In 2nd Edition, Necromancers couldn’t access Illusions and (if memory serves) Enchantments. This meant that Invisibility and other spells that were more painful to adjudicate in PvP were off the table.
How We Played
Each player would submit their necromancer’s moves (i.e. I move from here to here) via paper. Then the game master would handle any incidental sighting of other characters. If characters noticed each other, then conflict would ensue.
The game master would pull the players aside and have them resolve their conflict while others were puttering around the maze.

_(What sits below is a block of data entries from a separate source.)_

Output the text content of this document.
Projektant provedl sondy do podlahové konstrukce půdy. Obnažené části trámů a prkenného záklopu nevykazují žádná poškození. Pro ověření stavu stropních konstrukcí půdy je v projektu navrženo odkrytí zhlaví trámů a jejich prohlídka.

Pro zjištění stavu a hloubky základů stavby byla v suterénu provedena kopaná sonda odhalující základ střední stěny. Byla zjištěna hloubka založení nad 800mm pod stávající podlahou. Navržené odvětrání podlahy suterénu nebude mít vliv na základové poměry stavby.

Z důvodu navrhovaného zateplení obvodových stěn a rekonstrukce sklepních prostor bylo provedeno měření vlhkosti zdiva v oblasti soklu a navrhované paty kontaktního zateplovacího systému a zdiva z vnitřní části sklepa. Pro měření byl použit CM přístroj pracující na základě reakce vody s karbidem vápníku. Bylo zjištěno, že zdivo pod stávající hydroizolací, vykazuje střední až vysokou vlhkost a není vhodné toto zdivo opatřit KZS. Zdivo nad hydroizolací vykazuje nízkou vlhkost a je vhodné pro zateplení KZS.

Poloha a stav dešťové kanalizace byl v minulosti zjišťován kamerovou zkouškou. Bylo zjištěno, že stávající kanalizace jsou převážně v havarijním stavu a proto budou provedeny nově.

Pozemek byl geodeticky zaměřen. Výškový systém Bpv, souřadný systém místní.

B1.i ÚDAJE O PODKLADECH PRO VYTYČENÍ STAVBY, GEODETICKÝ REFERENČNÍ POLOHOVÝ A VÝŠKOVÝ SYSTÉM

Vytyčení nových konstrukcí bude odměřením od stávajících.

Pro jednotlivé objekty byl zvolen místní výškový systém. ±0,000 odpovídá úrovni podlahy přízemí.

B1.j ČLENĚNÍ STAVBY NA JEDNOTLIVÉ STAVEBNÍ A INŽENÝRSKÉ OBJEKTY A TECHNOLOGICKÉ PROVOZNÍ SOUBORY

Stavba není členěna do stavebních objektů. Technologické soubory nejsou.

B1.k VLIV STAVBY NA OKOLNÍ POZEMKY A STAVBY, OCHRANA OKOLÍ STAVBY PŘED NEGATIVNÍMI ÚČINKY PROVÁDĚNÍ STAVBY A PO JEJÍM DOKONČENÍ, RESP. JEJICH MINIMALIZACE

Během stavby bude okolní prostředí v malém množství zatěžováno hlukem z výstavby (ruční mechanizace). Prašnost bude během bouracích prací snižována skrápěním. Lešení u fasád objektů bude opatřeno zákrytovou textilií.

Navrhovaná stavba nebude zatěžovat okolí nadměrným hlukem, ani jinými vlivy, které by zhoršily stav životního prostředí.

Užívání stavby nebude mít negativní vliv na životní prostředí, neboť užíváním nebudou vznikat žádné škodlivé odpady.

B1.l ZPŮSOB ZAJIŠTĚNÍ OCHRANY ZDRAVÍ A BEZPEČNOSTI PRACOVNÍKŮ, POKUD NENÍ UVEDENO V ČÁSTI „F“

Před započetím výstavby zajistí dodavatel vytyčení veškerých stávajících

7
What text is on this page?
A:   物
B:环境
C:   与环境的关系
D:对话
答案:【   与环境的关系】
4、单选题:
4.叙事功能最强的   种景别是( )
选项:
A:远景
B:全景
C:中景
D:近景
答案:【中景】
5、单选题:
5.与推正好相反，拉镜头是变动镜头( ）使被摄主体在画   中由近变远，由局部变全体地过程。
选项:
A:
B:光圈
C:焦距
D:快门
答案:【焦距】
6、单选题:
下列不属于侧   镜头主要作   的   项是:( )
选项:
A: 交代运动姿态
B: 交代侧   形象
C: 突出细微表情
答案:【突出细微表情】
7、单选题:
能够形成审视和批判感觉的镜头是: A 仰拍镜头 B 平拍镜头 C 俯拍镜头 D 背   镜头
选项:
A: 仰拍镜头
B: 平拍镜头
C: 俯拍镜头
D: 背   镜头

This player vs. player concept was great. We were playing in the age of Mortal Combat and Street Fighter II, and found the spell selection and tactics of the Necromancer’s Maze to be very engaging.
Typically, the necromancers were 5th to 7th level, so they had a few hit points and plenty of spells to fire off. The Game Master (GM 🔍) would give each player a set of magic items (pick 2): +1 quarterstaff, 1 healing potion, +1 ring of protection, and probably other things of use to those trapped in a dungeon with a bunch of other angry necromancers.
What We Could Do Today
Contrary to what some may believe, I don’t play a lot of video games; I tried playing “Zelda: Twilight Princess” when it came out, but lost heart after I spent 15 minutes training and that game was erased. When my brother is in town we’ll play Mario Strikers and Mario Tennis. But that is about it.
So the concept of PvP remains somewhat novel to me. I believe this method of play would work reasonably well in today’s Dungeons and Dragons: Fourth Edition (4E 🔍), but most 4E characters might have too many hit points to make the fights quick enough. I suppose you could have 3rd level characters running around beating each other up.